Любовь Алексеевна прожила очень трудную, даже страшную жизнь, «но у меня всегда был театр, — говорила она. — Он меня спасал в самые страшные дни, причем в буквальном смысле слова». В годы войны она оказалась в оккупированном Бобруйске и, хотя работала до этого чертежницей, пришла наниматься на работу в театр, потому что всех молодых людей ее возраста немцы угоняли в Германию, а вот артистов не трогали. Она была молодой симпатичной длинноногой блондинкой, к тому же у нее был опыт, пусть небольшой, но театральный.

Еще до войны в Ростове Великом в ее школу пришел режиссер в поисках белокурого голубоглазого мальчика или, на худой конец, девочки. Они нужны были ему для спектакля «Фриц Бауэр», так как он не мог доверить эту роль актрисе-травести.
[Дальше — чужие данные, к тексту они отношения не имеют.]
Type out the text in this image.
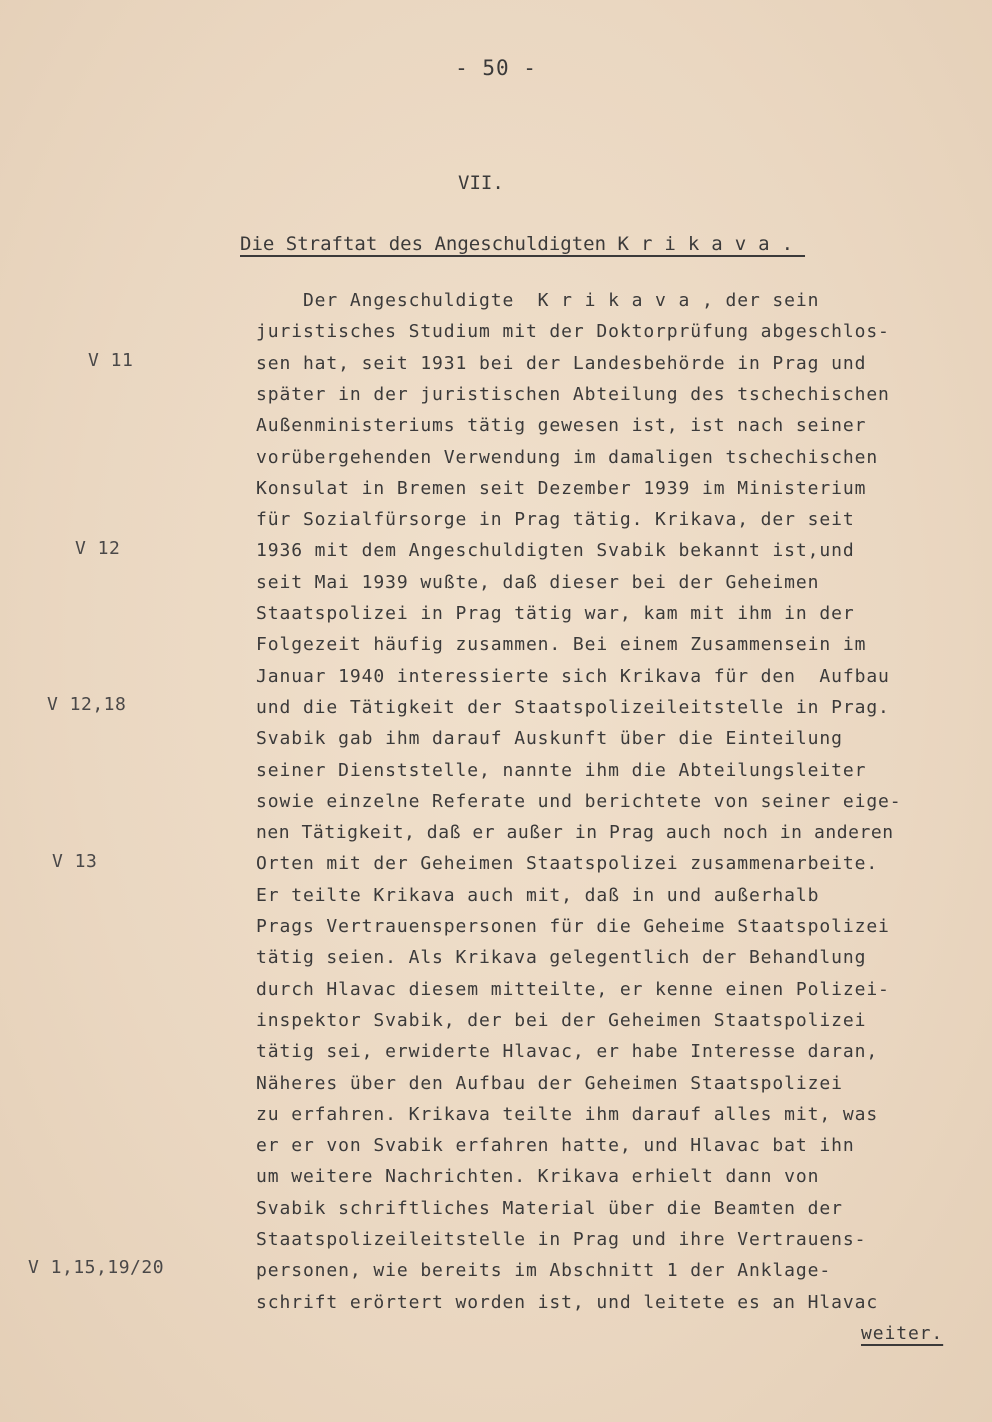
- 50 -
VII.
Die Straftat des Angeschuldigten Krikava.
V 11
V 12
V 12,18
V 13
V 1,15,19/20
Der Angeschuldigte  K r i k a v a , der sein
juristisches Studium mit der Doktorprüfung abgeschlos-
sen hat, seit 1931 bei der Landesbehörde in Prag und
später in der juristischen Abteilung des tschechischen
Außenministeriums tätig gewesen ist, ist nach seiner
vorübergehenden Verwendung im damaligen tschechischen
Konsulat in Bremen seit Dezember 1939 im Ministerium
für Sozialfürsorge in Prag tätig. Krikava, der seit
1936 mit dem Angeschuldigten Svabik bekannt ist,und
seit Mai 1939 wußte, daß dieser bei der Geheimen
Staatspolizei in Prag tätig war, kam mit ihm in der
Folgezeit häufig zusammen. Bei einem Zusammensein im
Januar 1940 interessierte sich Krikava für den  Aufbau
und die Tätigkeit der Staatspolizeileitstelle in Prag.
Svabik gab ihm darauf Auskunft über die Einteilung
seiner Dienststelle, nannte ihm die Abteilungsleiter
sowie einzelne Referate und berichtete von seiner eige-
nen Tätigkeit, daß er außer in Prag auch noch in anderen
Orten mit der Geheimen Staatspolizei zusammenarbeite.
Er teilte Krikava auch mit, daß in und außerhalb
Prags Vertrauenspersonen für die Geheime Staatspolizei
tätig seien. Als Krikava gelegentlich der Behandlung
durch Hlavac diesem mitteilte, er kenne einen Polizei-
inspektor Svabik, der bei der Geheimen Staatspolizei
tätig sei, erwiderte Hlavac, er habe Interesse daran,
Näheres über den Aufbau der Geheimen Staatspolizei
zu erfahren. Krikava teilte ihm darauf alles mit, was
er er von Svabik erfahren hatte, und Hlavac bat ihn
um weitere Nachrichten. Krikava erhielt dann von
Svabik schriftliches Material über die Beamten der
Staatspolizeileitstelle in Prag und ihre Vertrauens-
personen, wie bereits im Abschnitt 1 der Anklage-
schrift erörtert worden ist, und leitete es an Hlavac
weiter.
Люба сыграла эту роль, потом еще две роли в разных спектаклях. А еще был драмкружок в Доме культуры. Но перед самой войной она уехала в Бобруйск за своим женихом. Там она попала в оккупацию и, чтобы спасти свою жизнь и спастись от плена, пришла в театр. Так он (Театр) спас ее в первый раз. Правда, от ареста все-таки не уберег.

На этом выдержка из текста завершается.